For one thing, the death of Samuel before these events, mentioned in verse one, may not be a coincidence. Samuel served as a source of direction and accountability to Saul, and we would imagine to David as well. But now the situation has changed. Now Samuel is gone. And we wonder if David will continue to act rightly without Samuel watching on in Israel. Perhaps the knowledge that Samuel would find out about such a violent overreaction would have helped David restrain himself, if Samuel had been alive. But he was not alive. And David does not, at first, restrain himself.
For a second factor, we should note how similar Nabal’s sin towards David was to Saul’s sin towards David. We’re told that David had been faithfully serving Nabal, he had done nothing against him, and Nabal had prospered because of David. All three of those things were also true of how David had acted towards Saul. And then, like Saul, Nabal responded not only with ingratitude, and a refusal to do good in return, but also with outright contempt for David, with accusations of rebellion, and with a general thrust of returning evil for good. Nabal treated David in the exact same way that Saul had been treating David. And maybe that pushed David, and tempted David, more than we might at first think.
Maybe it was not unlike the man or woman who deals with disrespectful coworkers or customers all day, and keep their cool while at work, and then they get home, and the moment their spouse or one of their children gives even a hint of disrespect to them, they completely over-react. In a similar way, David has experienced this treatment again and again from Saul, the king. He has endured it. He has persevered. And now it comes from this arrogant landowner. And David flies off the handle and completely over-reacts.
We might speculate about other possible psychological factors, but the point is this: No one is above temptation. No one is above sin. Not me, not you, not David. We are all prone to sin that will lead to the judgment of God.
And the judgment factor is there. Had David acted as he intended, judgment would have come.

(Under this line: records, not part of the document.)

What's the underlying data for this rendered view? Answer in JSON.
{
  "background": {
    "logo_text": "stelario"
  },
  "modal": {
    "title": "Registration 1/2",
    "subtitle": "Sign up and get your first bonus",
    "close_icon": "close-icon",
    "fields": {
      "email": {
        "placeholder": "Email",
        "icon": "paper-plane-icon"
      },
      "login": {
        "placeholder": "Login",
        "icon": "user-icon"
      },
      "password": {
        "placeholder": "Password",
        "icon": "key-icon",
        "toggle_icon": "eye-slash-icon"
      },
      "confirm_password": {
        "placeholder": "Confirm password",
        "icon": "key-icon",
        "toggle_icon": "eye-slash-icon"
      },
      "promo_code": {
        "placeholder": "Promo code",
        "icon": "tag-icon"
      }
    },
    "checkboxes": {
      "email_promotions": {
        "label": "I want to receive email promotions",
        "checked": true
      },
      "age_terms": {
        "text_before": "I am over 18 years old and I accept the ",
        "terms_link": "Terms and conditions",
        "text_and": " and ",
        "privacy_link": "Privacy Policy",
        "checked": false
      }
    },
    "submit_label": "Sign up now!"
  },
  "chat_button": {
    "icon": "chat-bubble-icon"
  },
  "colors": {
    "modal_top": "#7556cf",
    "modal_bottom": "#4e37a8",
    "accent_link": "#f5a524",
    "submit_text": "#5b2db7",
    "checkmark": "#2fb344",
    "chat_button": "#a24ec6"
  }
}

We have seen that pattern in Saul’s life. Abigail points out in verse twenty-six that if David did this, he would be guilty before God. David agrees in verse thirty-three. And in verse thirty-eight we are reminded that the judgment of God is no idle threat, as God strikes Nabal down for his sin.
Sin brings the judgment of God. And we are all prone to sin that will lead to such judgment.
And that might seem obvious. That might seem like Christianity 101. But while we confess it in our worship and in our theology, we so often act like we do not really believe it. We so often act like we, or those we love, or those we admire, are above temptation to significant sins.
We see this in ourselves every time we tell ourselves we can let our guard down about certain sins because we have overcome them … and then we fall. We see this in ourselves when we are quick to condemn others for their sin and do not consider if we could be susceptible to such sins ourselves.
Proverbs says, “Pride goes before destruction, and a haughty spirit before a fall.”
How often have you fallen into sin – whether anger, or lust, or covetousness, or gossip, or greed, or something else, because you acted as if you were not prone to sin when in fact you are?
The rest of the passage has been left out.